L’association l'Accorderie a élu domicile à Poitiers dans l’ancienne boucherie du quartier Bel Air.
À chacun son talent
Pour Ghislaine, ses trucs à elle, ce sont plutôt le tricot, le crochet ou les boutures de plantes. Tandis que pour Régine, le scrapbooking, la graineterie et les discussions thématiques ont sa faveur. Chacune organise des ateliers durant lesquels elles vont pouvoir transmettre leurs passions.
De deux à quatre heures par semaine, ça dépend du temps que j’ai.
Ghislaine
L’Accorderie de Poitiers est née en octobre 2021 à l’issue d’un long processus de création. À l’origine en 2017, le conseil citoyen du quartier Bel Air a trouvé dans ce concept d’origine québécoise une solution à diverses problématiques telles que l’isolement, la violence, la précarité, le manque de liens. Une association a été lancée pour la mise en place du projet jusqu’à l’ouverture de l’Accorderie en octobre 2021.

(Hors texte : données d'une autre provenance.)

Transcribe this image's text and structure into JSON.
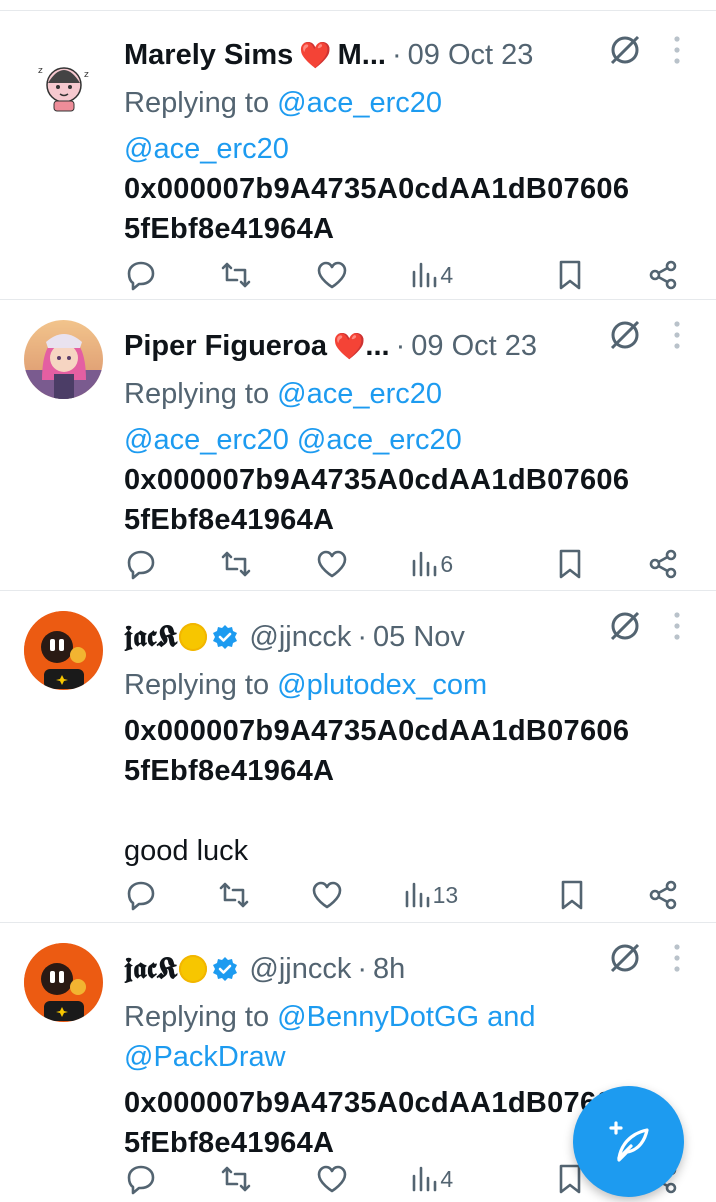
{
  "tweets": [
    {
      "name": "Marely Sims ❤️ M...",
      "name_text": "Marely Sims",
      "name_suffix": "M...",
      "handle": "",
      "date": "09 Oct 23",
      "replying_prefix": "Replying to ",
      "replying_to": "@ace_erc20",
      "replying_to_2": "",
      "mentions": "@ace_erc20",
      "body_line1": "0x000007b9A4735A0cdAA1dB07606",
      "body_line2": "5fEbf8e41964A",
      "body_extra": "",
      "views": "4"
    },
    {
      "name_text": "Piper Figueroa",
      "name_suffix": "...",
      "date": "09 Oct 23",
      "replying_prefix": "Replying to ",
      "replying_to": "@ace_erc20",
      "mentions": "@ace_erc20 @ace_erc20",
      "body_line1": "0x000007b9A4735A0cdAA1dB07606",
      "body_line2": "5fEbf8e41964A",
      "views": "6"
    },
    {
      "name_text": "𝖏𝖆𝖈𝕶",
      "handle": "@jjncck",
      "date": "05 Nov",
      "replying_prefix": "Replying to ",
      "replying_to": "@plutodex_com",
      "body_line1": "0x000007b9A4735A0cdAA1dB07606",
      "body_line2": "5fEbf8e41964A",
      "body_extra": "good luck",
      "views": "13"
    },
    {
      "name_text": "𝖏𝖆𝖈𝕶",
      "handle": "@jjncck",
      "date": "8h",
      "replying_prefix": "Replying to ",
      "replying_to": "@BennyDotGG and",
      "replying_to_2": "@PackDraw",
      "body_line1": "0x000007b9A4735A0cdAA1dB07606",
      "body_line2": "5fEbf8e41964A",
      "views": "4"
    }
  ],
  "icons": {
    "reply": "reply-icon",
    "retweet": "retweet-icon",
    "like": "heart-icon",
    "views": "views-icon",
    "bookmark": "bookmark-icon",
    "share": "share-icon",
    "mute": "mute-icon",
    "more": "more-vertical-icon",
    "compose": "compose-icon"
  },
  "colors": {
    "accent": "#1d9bf0",
    "muted": "#536471",
    "heart": "#e0245e",
    "verified": "#1d9bf0"
  }
}
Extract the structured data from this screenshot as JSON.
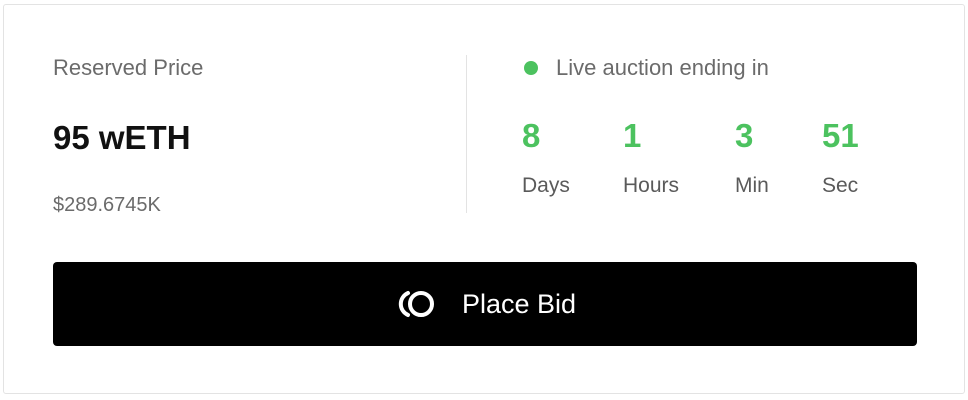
{
  "reserved": {
    "label": "Reserved Price",
    "amount": "95 wETH",
    "usd": "$289.6745K"
  },
  "auction": {
    "status_text": "Live auction ending in",
    "status_color": "#4cc25f",
    "countdown": [
      {
        "value": "8",
        "label": "Days"
      },
      {
        "value": "1",
        "label": "Hours"
      },
      {
        "value": "3",
        "label": "Min"
      },
      {
        "value": "51",
        "label": "Sec"
      }
    ]
  },
  "bid_button": {
    "label": "Place Bid",
    "icon": "bid-logo-icon",
    "background": "#000000"
  }
}
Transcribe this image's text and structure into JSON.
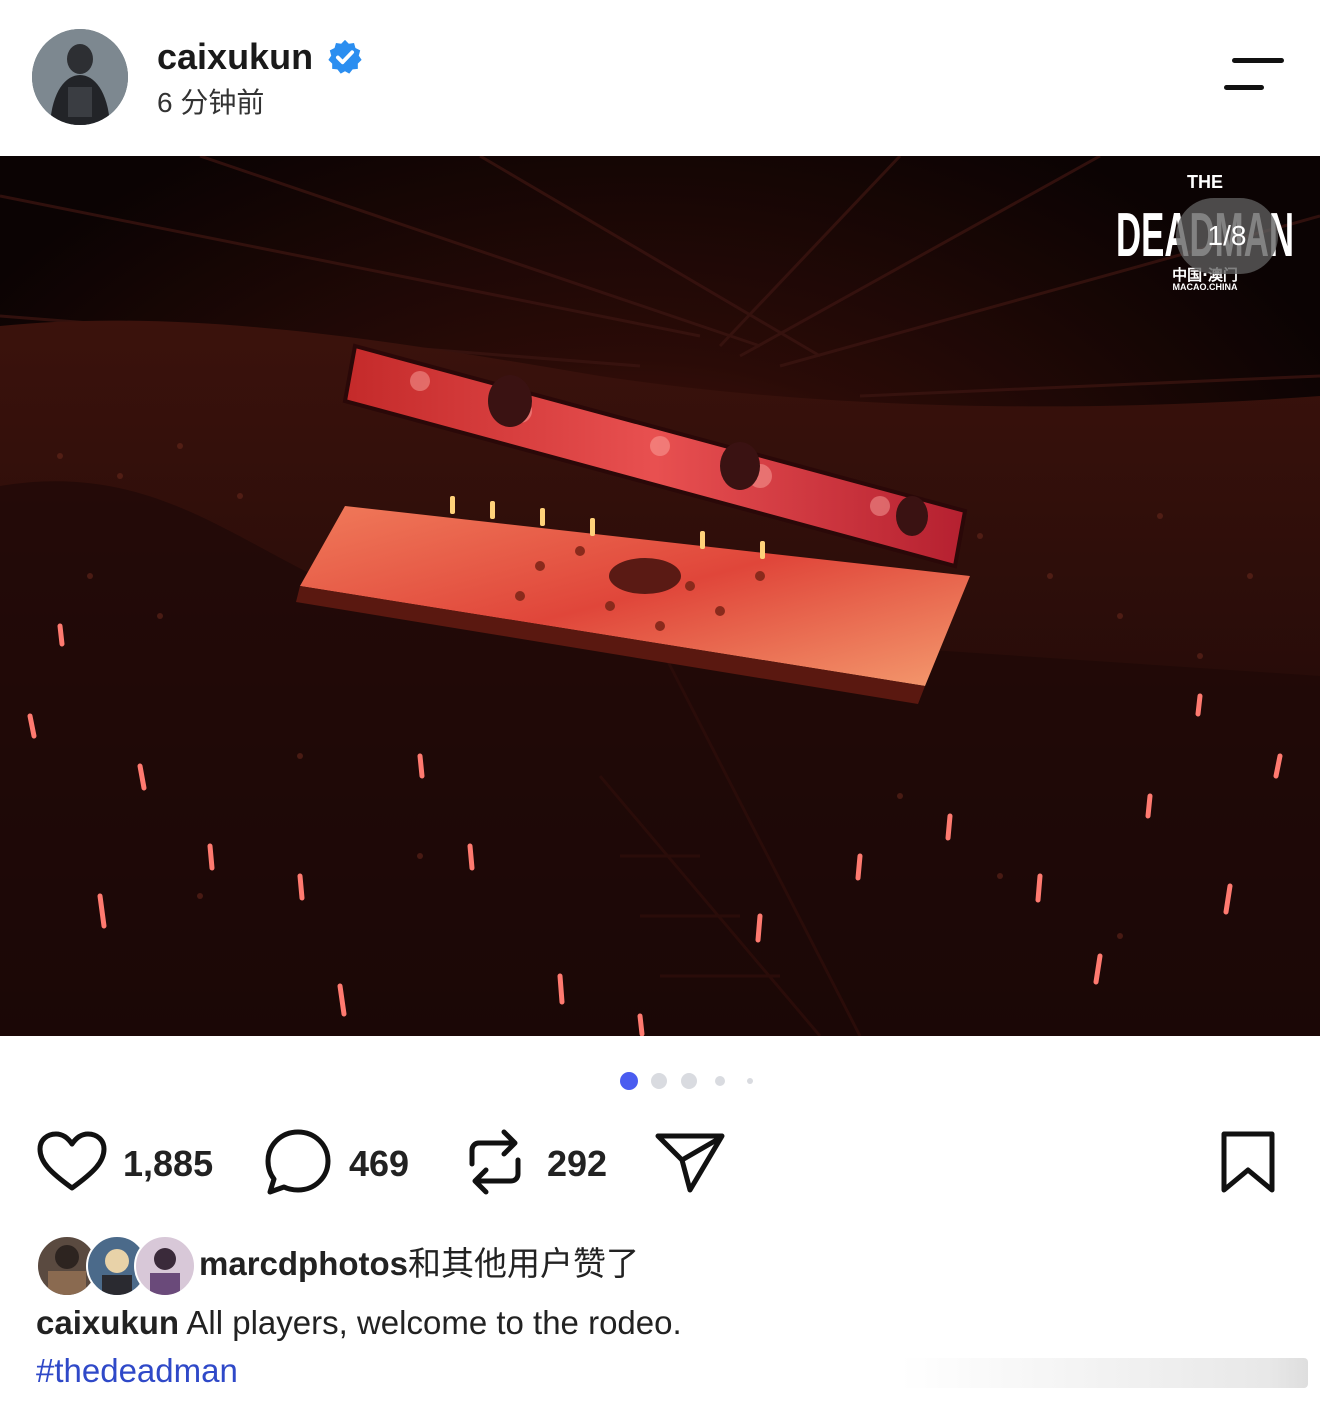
{
  "post": {
    "username": "caixukun",
    "verified": true,
    "timestamp": "6 分钟前",
    "image_counter": "1/8",
    "overlay_logo": {
      "line1": "THE",
      "line2": "DEADMAN",
      "line3": "中国·澳门",
      "line4": "MACAO.CHINA"
    }
  },
  "pagination": {
    "count": 5,
    "active_index": 0,
    "active_color": "#4a5cf0"
  },
  "actions": {
    "likes": "1,885",
    "comments": "469",
    "reposts": "292"
  },
  "liked_by": {
    "user": "marcdphotos",
    "suffix": "和其他用户赞了"
  },
  "caption": {
    "author": "caixukun",
    "text": " All players, welcome to the rodeo.",
    "hashtag": "#thedeadman"
  },
  "colors": {
    "verified_blue": "#2b8ef0",
    "hashtag_blue": "#2f49c8",
    "stage_red": "#e0463a"
  }
}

C’est un échange de services avec comme monnaie, le temps. Tout se vaut entre un service rendu un service donné.
Sylvie Fournioux la présidente de l’association l'Accorderie
Sylvie Fournioux ajoute qu'il n'y a aucune hiérarchie des compétences, "tous les savoir-faire se valent".
Contre l’animation d’un atelier de jeux par exemple, Régine demande un peu de jardinage : "C’est ce dont j’ai besoin, et en plus c’est difficile de trouver un bon jardinier. Ça me coûte quatre heures".
Mais il y a différentes formes d’échanges. En dehors du troc individuel où une personne échange un service contre un autre, Il y a aussi le troc collectif : un amateur de photographie va pouvoir partager ses connaissances face à un groupe d’ «accordeurs» dans le cadre d’un atelier découverte, et bénéficier ainsi d’un crédit d’heures, « monnayable » contre d’autres services. Chaque nouvel arrivant doit fournir deux heures de service à l’association et en contrepartie se voit offrir un crédit temps de 15 heures.
La philosophie de ce nouveau lieu, renchérit Sylvie Fournioux, "c’est s’accorder l’un avec l’autre. Il n’y a pas d’idéologie. Nos valeurs sont l’entraide et la valorisation des savoirs et compétences".
L’intérêt économique n’est pas le principal
Pour l’instant, même avec plein d’idées, l’Accorderie de Poitiers n’en est qu’à ses premiers balbutiements, au stade de l’expérimentation ou du laboratoire social. Cependant, ce lieu d’ouverture s’appuie sur une structure déjà établie avec un réseau de lieux implantés notamment dans le grand ouest. Comme à Limoges ou Surgères.
Aujourd’hui, une petite cinquantaine d’accordeurs ont déjà adhéré au projet à Poitiers. L’Accorderie a beau être située dans le quartier de Bel Air, elle a vocation à bénéficier à l’ensemble des Poitevins. Zoé Arnault, pour l’instant l’unique salariée de l’association, a été d’emblée séduite par sa nouvelle mission : "c’est un lieu incroyable pour que les gens fassent des choses ensemble, peu importe le milieu dont ils sont issus".
Un lieu qui réinvente le vivre ensemble : "Ça séduit plein de gens, ceux qui vont en avoir besoin, d’autres qui vont être intéressés par le fait de se donner des coups de main, de créer du lien social".
C’est aussi un moyen de créer de la mixité sociale. Puisque les « accordeurs » peuvent être issus de milieux tout à fait opposés. Leur point commun, c’est souvent un sentiment d’isolement mais "il y a de nombreux profils différents. Des gens ont besoin de se sentir utiles, d’autres se sentent seuls, d’autres ont envie de donner un coup de main et certains disent qu’ils ne savent pas faire grand-chose et ont besoin d’aide... Bref il y a tellement d’histoires différentes !", s’exclame Zoé Arnault.
Parmi ses projets pour 2022, l’Accorderie souhaite développer son activité et son offre d’ateliers notamment. Et puis dès que le contexte sanitaire le permettra, l’association aimerait également organiser une inauguration avec les habitants et les partenaires. Et enfin elle pense à aménager une cuisine dans son local.
L’Accorderie vit grâce a des financements publics (État, ville de Poitiers, Grand Poitiers) et privés (l’assureur AG2R la Mondiale). Au total son budget s’élève à 35.000 €. À moyen terme, l’association envisage d’élargir son champ d’action en s’orientant vers l’accompagnement à la recherche d’emploi. D’ici trois ans, l’objectif est de passer de 50 à 350 « accordeurs ».